D’ailleurs, John Gray a écrit un petit livre qui me semble bien instructif à ce sujet : Les hommes viennent de Mars, les femmes de Vénus[2]. Pour résumer, dans le couple, la femme a besoin de faire confiance à l’homme et l’homme a besoin d’écouter la femme (C’est je crois ce que Paul indique en partie quand il dit que la femme doit être soumise à son mari et l’homme doit aimer sa femme). Ce principe ressort de différences liées à la force physique et protectrice masculine et à la compassion maternelle féminine.

Nos caractéristiques, tordues par la chute, de forces qu’elles étaient, sont devenus faiblesse. Au lieu d’être partenaires, nous sommes devenus ennemis. Nous devons retrouver ce partenariat créationnel tout en étant encore victimes du péché et dans l’attente d’une rédemption finale. Nous devons respecter et mettre en œuvre nos bonnes caractéristiques créationnelles pour justement lutter contre ce qui a été marqué par la chute. Nous devons aussi reconnaître que les caractères masculins et féminins sont importants dans la communauté chrétienne. Pendant trop longtemps, l’Église — composée pourtant en majorité de femmes — n’a écouté que des hommes. Il est temps qu’une meilleure parité entre dans nos communautés, pour qu’hommes et femmes soient nourris par des hommes et des femmes, avec la Parole comme appui.

Antoine FRITZ


[1] Bellefleur, J.-M., Hommes & Femmes dans l’Eglise, Charols: Excelsis, [2003], 2018, 118 p.
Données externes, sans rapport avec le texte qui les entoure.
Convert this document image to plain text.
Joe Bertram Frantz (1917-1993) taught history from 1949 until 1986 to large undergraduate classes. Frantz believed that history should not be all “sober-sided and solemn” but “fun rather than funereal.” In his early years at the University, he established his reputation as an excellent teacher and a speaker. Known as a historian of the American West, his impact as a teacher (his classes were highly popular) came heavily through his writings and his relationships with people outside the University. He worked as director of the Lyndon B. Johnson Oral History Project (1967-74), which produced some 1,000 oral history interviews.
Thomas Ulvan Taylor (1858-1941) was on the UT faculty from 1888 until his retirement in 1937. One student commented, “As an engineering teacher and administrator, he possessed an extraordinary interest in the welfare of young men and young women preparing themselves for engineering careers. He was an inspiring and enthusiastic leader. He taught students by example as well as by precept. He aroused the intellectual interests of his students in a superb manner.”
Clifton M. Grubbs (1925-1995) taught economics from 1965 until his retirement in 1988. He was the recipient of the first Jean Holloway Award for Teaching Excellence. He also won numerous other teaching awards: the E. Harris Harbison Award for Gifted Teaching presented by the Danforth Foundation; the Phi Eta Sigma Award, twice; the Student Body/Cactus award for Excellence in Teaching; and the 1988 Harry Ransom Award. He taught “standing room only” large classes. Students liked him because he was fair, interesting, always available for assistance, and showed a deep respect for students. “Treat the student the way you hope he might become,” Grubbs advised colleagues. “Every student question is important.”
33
[2] Gray, J. and J.-M. Ménard, Les hommes viennent de Mars, les femmes viennent de Vénus : Connaître nos différences pour mieux nous comprendre, (Ménard, J.-M.), J’ai lu Bien être, Paris : J’ai lu, 1997, 342 p.


Pour aller plus loin, voici un article qui tisse un lien plus direct entre ce qui est vécu dans le couple et dans l’Église. Le débat continue…😉

“Pour un complémentarisme égalitarien” de Joëlle Sutter-Razanajohary

servirensemble.com est le fruit de différents auteurs et c'est la richesse de ce blog. Vous trouverez le nom de cet auteur à la fin de l'article. Vos contributions sont les bienvenues, contactez-nous!

3 comments on “Marié à la pasteure de l’Église

  1. M.Rose

    Bonsoir,
    Merci pour ce témoignage très intéressant et encourageant pour des
    relations transformées entre hommes et femmes, grâce à Jésus !
    Je me souviens de la réflexion d’un frère :”ce n’est pas une femme qui doit
    me dire ce que j’ai à faire !” Et pourtant c’est bien un fondement de l’évangile ,
    l’humilité qui consiste à considérer que nous avons tous à apprendre de ce
    qui n’est pas élevé dans la société, rejeté, méprisé, plus faible, petit
    et même différent !

    Dans la relation de couple, ce qui nous a fait beaucoup de tort,
    c’est la confusion entre la relation de Dieu avec son église ou Israël
    et la relation conjugale que l’on met sur le même plan sans discernement.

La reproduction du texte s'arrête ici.